Construction and identification of recombinant vectors carrying herpes simplex virus thymidine kinase and cytokine genes expressed in gastric carcinoma cell line SGC7901

Abstract

Aim: To construct and identify the recombinant vectors carrying herpes simplex virus thymidine kinase (HSV-TK) and tumor necrosis factor alpha (TNF-alpha) or interleukin-2 (IL-2) genes expressed in gastric carcinoma cell line SGC7901.
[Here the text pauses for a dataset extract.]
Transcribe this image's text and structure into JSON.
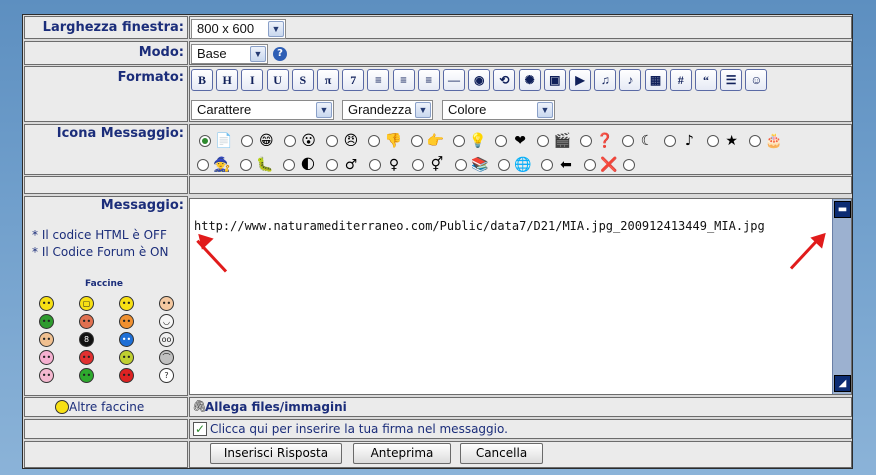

Methods: The fragments of HSV-TK, internal ribosome entry sites (IRES) and TNF-alpha or IL-2 genes were inserted in a TK-IRES-TNF-alpha or TK-IRES-IL-2 order into pEGFP-N(3) and pLXSN to generate the therapeutic vectors pEGFP-TT, pEGFP-TI, pL(TT)SN and pL(TI)SN respectively, which were structurally confirmed by the digestion analysis of restriction endonuclease. The former two plasmids were used for the transient expression of recombinant proteins in the target cells while pL(TT)SN and pL(TI)SN were transfected into SGC7901 cells by lipofectamine for the stable expression of objective genes through G418 selection. The protein products expressed transiently and stably in SGC7901 cells by the constructed vectors were confirmed by fluorescent microscopy and Western blot respectively.

Results: The inserted fragments in all constructed plasmids were structurally confirmed to be consistent with that of the published data. In the transient expression, both pEGFP-TT and pEGFP-TI were shown expressed in nearly 50% of the transfected SGC7901 cells. Similarly, the G418 selected vectors PL(TT)SN and PL(TI)SN were confirmed to be successful in the stable expression of the objective proteins in the target cells.

Conclusion: The constructed recombinant vectors in the present study that can express the suicide gene TK in combination with cytokines genes may serve as the potential tools to perform more effective investigations in future for the gene therapy of gastric carcinoma.

Figure 1

Diagram of the construction of the expression vector PL(TT)SN.

Figure 2

Segment analyses of pEGFP-TI and pEGFP-TT by restriction endonuclease digestion. Lane 1: DNA marker (from top to bottom: 1 543, 994, 697, 515 and 337 bp); Lane 2: pEGFP-TI/EcoR I and Hpa I (TK gene 1 128 bp); Lane 3: pEGFP-TI/ EcoRI and XhoI (TK + IRES 1.71kb); Lane 4: pEGFP-TI/XhoI and BamH I (IL-2 gene 456 bp); Lane 5: pEGFP-TT/EcoRI and HpaI (TK gene 1 128 bp); Lane 6: pEGFP-TT/EcoRI and XhoI (TK + IRES 1.71 kb); Lane 7: pEGFP-TT/XhoI and BamHI (TNF-α gene 474 bp).

Figure 3

Transient expression of the recombinant genes in SGC7901 cells. A: Transient expression of pEGFP-TT in SGC7901 cells × 100. B: Transient expression of pEGFP-TI in SGC7901 cells × 100.

Figure 4

Stably expressed recombinant protein in transduced SGC7901 cells confirmed by Western blot. Lane 1: IL-2 (15ku) expressed in SGC/TI cells; Lane 2: TNF-α (17ku) expressed in SGC/TT cells.